Comment ne verrait-on pas, dans ce dernier quatrain, comme en maints détours de l’œuvre entière, l’horizon assigné à un destin de poésie ? Que veut ici le poème, sinon traquer la mort dans le vécu de l’instant, y décrypter le codage d’un invisible ? Et ce sont là, en effet, les ancrages dont nous parlions : force de l’instant où vie et mort se fondent dans un être unique :

Ô mains amantes, par pitié,
Fiancez la vie et la mort !

comme en expriment ainsi le vœu les Chants de Lazare (L’Arrière-Pays, 1998).
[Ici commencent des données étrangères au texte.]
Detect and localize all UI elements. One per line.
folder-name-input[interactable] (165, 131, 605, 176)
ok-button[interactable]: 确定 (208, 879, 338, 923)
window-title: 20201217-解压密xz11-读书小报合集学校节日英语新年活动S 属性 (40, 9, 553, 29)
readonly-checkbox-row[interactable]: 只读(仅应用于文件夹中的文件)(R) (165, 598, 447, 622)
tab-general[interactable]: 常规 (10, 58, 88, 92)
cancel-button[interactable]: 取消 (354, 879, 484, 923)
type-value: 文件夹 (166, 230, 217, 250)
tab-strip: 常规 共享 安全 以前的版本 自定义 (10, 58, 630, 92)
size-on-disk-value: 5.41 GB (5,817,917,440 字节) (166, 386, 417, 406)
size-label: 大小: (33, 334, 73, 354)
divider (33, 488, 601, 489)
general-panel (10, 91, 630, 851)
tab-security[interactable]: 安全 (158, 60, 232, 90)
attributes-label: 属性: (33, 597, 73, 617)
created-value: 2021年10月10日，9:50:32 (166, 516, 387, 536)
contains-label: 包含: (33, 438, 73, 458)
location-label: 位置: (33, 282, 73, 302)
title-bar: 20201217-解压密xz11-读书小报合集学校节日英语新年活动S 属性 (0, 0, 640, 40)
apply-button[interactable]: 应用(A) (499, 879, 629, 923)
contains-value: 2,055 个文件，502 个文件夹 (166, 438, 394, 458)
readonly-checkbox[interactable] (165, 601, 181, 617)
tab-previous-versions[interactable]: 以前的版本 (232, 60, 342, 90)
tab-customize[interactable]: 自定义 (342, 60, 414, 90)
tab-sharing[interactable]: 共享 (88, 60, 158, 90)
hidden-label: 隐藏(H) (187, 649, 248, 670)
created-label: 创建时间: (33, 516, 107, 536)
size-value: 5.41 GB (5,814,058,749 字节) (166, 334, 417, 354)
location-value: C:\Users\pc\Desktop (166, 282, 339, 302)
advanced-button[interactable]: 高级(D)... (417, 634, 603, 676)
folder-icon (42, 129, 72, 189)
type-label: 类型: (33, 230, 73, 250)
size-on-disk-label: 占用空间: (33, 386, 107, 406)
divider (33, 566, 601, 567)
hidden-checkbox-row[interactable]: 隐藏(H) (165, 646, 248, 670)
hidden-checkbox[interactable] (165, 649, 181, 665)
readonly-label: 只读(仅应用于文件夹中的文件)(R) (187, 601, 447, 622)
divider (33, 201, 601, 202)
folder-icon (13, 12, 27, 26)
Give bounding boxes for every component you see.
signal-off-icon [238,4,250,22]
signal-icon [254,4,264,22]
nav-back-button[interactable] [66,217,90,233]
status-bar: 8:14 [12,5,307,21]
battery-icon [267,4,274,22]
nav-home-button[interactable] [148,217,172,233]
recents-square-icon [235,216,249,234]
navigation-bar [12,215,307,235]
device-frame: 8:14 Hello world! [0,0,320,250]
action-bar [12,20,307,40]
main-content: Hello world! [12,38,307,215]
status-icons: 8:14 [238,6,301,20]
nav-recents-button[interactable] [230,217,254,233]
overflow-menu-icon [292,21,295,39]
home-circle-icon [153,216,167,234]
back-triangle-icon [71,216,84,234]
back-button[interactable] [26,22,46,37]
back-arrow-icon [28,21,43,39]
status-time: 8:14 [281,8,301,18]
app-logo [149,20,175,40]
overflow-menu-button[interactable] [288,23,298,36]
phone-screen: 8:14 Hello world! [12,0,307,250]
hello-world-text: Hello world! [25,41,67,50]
Dans la poésie de Bocholier, la mort, on l’aura compris, si intimement mêlée à la vie que toute frontière entre elles deux semble abolie, est une épouse quotidienne avec, pour conséquence obligée, le double caractère d’une origine et d’un achèvement. L’œuvre répond ici exactement au souhait qu’exprimait, voici longtemps, Bernard Noël (Le Volcan et la Plume, revue Clivages, n° 3, 1975) : « Il faudrait parler de toute chose comme si l’on venait de la mort au lieu d’y aller. » Seul Lazare, figure centrale et longtemps récurrente de la poésie de Bocholier, peut parler à partir de ce lieu originel. Et seul l’appel d’un dieu l’y autorise :

La voix de mon ami m’appelle,
Plus sûrement qu’un cri d’aurore.

En ôtant Lazare de la mort, le dieu qui s’est fait homme annule la mort de l’homme et, d’avance, sa propre mort de dieu fait homme. La résurrection est promise, car que serait Lazare sinon le signe à tout jamais de la présence, l’humain rédimé, sa condition mortelle réorientée par l’espoir du salut et placée tout entière dans l’attente de la parousie ? C’est ce que révèlent les Chants de Lazare :

J’ai bu le vin de délivrance.

et par suite :

Ne me cherchez pas chez les morts,
Je m’inquiète dans l’invisible.

La parole du poète se dérobe à tout effet orchestral. Dans la nudité urgente qui fait les morts si proches, aucune place ne peut être laissée aux séductions d’un décor : au point que le réel et l’idéal se rejoignent dans une poésie que l’auteur a lui-même expressément considérée comme exercice spirituel. Aussi l’invocation vise-t-elle non pas à l’ampleur mais à la précision de la cible mystique, aidée en cela par la matité du vers bref – de longues séquences, par exemple dans Lueurs de fin (Rougerie, 2000) et surtout dans Le Démuni (Tarabuste, 2005), cité ci-dessous, enchaînent les tétrasyllabes : une métrique pour nous saisir de son austérité haletante. Ce qui est essentiel, ce qui est divin, parole entrecoupée, nous est confié dans l’essoufflement de la course :

Trop dur à vivre
Disait sa voix
Presque sans face
Contre les grilles

Ses yeux couraient
Dévorer l’ombre

Dévorer l’autre

Exiger Dieu

Dans La Venue (Arfuyen, 2006), d’où sont tirées les citations suivantes, le poète reste aux aguets devant la mort, avec l’espérance de l’invisible pour triompher d’une peur existentielle :

La peur
Toute la peur
Gluante sous la peau

[…]

À jamais détachée
De toi
Comme un manteau

et à l’écoute d’une voix qui remonte à la source, sans bouche et privée de visage :

Si basse maintenant
La voix qu’on croyait tue

Sans même de visage
De bouche aux lèvres d’encre

[…]

Dans le dédale fraie
Passage vers la source

Et c’est encore dans le tremblement de l’approche que persévère la recherche de ce Jour au-delà (Rougerie, 2006),

… pour cerner
Ce qui toujours s’échappe

parce que c’est à la lumière inatteignable de ce jour-là que

Le rosier noir déchire
Le visage penché
Qui aspire à se perdre
Dans la vérité des morts

Toujours, chez Bocholier, le monde proche, dans sa réalité détaillée, fuyante, instantanée, participe comme innocemment des seules sérénités éternelles. La poésie, comme elle est vue dans ces livres, offre l’image d’un terreau pour la germination d’un ciel. Tels s’orientent les Psaumes du bel amour (Ad solem, 2010), admirable suite de doubles quatrains rythmés en heptasyllabes – ce vers injustement taxé de légèreté alors qu’il recèle un pouvoir d’émotion dont le poète donne ici le plus bel exemple. Un souffle proprement divin parcourt d’ailleurs, de bout en bout, cette élévation progressive, cette résorption de la terre dans le silence de l’origine. Une fois encore, le nécessaire témoin, Lazare, garantit la vérité de la vocation humaine :

La mort ne le quitte pas
Qui a délié ses mains noires

À l’appel de cette voix
Qui fait bondir les étoiles
Et glisse contre les os
La flamme du bel amour

©Paul Farellier

Étude in revue Les Hommes sans épaules, n° 32, 2nd semestre 2011.